An OFW finds business in sardines
Leaving a good job in Brunei, Mike Cases bottled sardines in his hometown and let Filipinos--even those abroad--enjoy quality comfort food
By: Marjorie Ann Duterte | Aug 02, 2012 18:00 pm
In 1994 Mike Cases brought his wife to Brunei, where the Sultan paid him US$3,000 a month to preside over the construction of Jerudong Theme Park, the sultanate’s version of Disneyland. Unlike most contract workers abroad, Mike, an engineer, and his wife, Aliw, had everything: free accommodation, electricity, water, and even utensils. They had the time of their lives in Bandar Seri Begawan, the capital. Yet something was missing, and four years later Mike persuaded his wife to return to Dipolog City in Zamboanga del Norte, his hometown, to start his own business. “Kinailangan ko nang gawin ‘yung trabaho na gusto ko doon sa lugar ko,” he says.
On their return in 1998, Mike sold some of their properties and, with his savings, raised P1.5 million to start bottling sardines, taking advantage of Dipolog’s growing reputation as the Philippines’ top sardines producer. The next year, he incorporated Tito Mike’s Food Company, a name suggested by a six-year-old nephew, with his wife and three brothers as partners. He bought equipment and raw materials, and then set up a production facility in his parents’ backyard.

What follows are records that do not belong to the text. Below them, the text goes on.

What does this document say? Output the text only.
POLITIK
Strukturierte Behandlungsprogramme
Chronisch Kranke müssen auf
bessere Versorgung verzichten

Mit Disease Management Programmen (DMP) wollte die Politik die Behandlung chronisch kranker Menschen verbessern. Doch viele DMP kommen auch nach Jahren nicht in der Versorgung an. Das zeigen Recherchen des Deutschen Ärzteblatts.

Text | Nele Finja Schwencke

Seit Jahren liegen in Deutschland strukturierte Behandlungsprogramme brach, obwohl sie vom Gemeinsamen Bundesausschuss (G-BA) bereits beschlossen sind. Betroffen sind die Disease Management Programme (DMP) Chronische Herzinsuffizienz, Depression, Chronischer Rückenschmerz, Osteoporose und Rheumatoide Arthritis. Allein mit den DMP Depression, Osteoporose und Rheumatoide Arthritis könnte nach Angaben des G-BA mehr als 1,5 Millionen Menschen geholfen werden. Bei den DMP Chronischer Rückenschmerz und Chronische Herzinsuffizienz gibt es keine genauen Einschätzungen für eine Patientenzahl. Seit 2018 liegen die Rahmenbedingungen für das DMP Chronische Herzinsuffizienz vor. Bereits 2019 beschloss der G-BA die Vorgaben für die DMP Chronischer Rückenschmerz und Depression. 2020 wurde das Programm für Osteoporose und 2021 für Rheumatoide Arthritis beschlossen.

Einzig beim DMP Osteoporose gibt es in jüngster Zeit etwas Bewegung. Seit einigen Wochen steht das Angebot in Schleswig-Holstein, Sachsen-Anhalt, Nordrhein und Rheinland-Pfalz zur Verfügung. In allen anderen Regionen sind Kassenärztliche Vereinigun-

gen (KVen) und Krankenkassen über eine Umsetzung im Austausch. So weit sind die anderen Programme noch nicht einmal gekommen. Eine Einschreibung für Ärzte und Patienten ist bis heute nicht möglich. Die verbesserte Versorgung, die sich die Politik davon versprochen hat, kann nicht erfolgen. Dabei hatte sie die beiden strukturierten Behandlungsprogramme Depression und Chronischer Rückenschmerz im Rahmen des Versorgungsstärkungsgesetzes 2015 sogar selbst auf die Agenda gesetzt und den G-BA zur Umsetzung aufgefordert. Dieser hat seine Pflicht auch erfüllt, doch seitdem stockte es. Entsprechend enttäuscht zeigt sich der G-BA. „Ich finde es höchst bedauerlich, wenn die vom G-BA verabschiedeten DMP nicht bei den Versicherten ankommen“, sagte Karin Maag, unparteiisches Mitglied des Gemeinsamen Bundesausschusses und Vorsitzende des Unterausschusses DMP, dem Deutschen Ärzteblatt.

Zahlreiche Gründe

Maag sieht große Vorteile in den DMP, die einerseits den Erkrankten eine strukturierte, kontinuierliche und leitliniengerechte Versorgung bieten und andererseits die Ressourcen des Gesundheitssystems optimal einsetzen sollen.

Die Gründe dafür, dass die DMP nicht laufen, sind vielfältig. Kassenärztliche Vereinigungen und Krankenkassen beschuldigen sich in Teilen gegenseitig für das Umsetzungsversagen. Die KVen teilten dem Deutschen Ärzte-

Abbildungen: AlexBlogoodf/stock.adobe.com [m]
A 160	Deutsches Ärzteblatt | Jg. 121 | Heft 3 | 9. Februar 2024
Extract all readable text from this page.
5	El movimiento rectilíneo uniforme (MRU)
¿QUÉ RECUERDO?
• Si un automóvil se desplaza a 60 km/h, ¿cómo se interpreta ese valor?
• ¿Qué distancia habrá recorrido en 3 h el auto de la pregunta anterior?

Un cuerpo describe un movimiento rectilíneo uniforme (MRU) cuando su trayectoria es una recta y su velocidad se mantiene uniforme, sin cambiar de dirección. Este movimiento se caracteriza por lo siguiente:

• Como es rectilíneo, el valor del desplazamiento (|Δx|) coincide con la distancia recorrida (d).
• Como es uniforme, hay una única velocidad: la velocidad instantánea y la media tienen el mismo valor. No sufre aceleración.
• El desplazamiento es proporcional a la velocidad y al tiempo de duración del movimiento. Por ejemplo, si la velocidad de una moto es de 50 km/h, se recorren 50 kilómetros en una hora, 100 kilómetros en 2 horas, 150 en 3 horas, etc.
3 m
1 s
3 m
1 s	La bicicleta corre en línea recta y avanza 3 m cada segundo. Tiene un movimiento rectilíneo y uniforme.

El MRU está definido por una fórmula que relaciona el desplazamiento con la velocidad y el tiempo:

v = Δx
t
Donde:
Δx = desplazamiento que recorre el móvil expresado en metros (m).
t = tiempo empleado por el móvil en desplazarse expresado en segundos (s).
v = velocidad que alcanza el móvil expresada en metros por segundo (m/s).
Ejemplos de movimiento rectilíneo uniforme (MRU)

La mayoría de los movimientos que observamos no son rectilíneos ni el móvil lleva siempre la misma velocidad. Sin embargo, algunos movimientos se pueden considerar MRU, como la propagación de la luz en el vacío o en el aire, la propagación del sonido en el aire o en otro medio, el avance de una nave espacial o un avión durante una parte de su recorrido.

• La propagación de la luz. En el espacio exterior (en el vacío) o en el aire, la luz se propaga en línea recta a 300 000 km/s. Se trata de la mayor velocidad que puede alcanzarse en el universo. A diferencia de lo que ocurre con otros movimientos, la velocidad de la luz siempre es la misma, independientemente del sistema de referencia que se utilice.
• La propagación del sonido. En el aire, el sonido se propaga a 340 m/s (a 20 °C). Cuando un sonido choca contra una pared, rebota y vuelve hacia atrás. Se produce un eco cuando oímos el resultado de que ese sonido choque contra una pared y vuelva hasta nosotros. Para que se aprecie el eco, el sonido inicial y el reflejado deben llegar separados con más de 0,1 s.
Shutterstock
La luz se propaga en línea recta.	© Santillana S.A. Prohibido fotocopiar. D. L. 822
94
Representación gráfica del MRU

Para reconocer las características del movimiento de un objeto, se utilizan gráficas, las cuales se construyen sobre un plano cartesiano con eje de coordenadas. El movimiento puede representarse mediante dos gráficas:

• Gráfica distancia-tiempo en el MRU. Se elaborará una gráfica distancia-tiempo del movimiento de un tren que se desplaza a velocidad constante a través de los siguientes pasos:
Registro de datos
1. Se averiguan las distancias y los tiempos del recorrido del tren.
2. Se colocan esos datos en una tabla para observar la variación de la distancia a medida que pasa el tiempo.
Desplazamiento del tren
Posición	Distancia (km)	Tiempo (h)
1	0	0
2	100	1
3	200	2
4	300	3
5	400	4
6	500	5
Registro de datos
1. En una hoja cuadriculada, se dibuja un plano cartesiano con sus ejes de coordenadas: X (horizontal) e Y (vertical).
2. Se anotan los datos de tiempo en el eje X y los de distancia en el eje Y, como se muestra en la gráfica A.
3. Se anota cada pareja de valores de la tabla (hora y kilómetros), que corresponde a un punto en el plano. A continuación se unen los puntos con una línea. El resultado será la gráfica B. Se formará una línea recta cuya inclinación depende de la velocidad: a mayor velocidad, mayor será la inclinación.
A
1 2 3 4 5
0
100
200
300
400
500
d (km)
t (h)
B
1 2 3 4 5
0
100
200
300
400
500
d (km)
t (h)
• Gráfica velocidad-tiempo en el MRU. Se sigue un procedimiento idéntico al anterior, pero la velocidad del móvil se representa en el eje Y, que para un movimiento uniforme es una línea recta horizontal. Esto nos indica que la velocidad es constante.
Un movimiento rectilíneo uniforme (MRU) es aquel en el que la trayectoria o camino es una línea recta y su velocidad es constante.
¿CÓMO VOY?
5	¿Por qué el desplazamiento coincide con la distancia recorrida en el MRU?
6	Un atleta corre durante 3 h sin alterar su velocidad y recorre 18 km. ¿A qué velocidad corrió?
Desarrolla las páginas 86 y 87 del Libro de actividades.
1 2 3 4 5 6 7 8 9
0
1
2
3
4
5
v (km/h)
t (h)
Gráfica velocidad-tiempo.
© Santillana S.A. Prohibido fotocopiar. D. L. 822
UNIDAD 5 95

He met his first client by chance on a U.S. trip while looking for kitchenware, unaware that the pressure cookers he needed were being sold in Quiapo, Manila, at bargain prices. Indeed, his visits to the Oriental stores in the East Coast allowed him to meet a distributor, a Vietnamese-American who offered to buy his sardines to supply those stores. “Maraming Filipinos abroad ang gustong kumain ng pagkain natin dito,” he says.
He first shipped out 100 24-bottle boxes, pricing his sardines at P42 a bottle here and P45 abroad. He then signed up more exporters and foreign buyers after joining the trade fairs of the Department of Trade and Industry, and in May, he shipped 500 boxes of bottled sardines to Vancouver and Toronto and 300 boxes to California.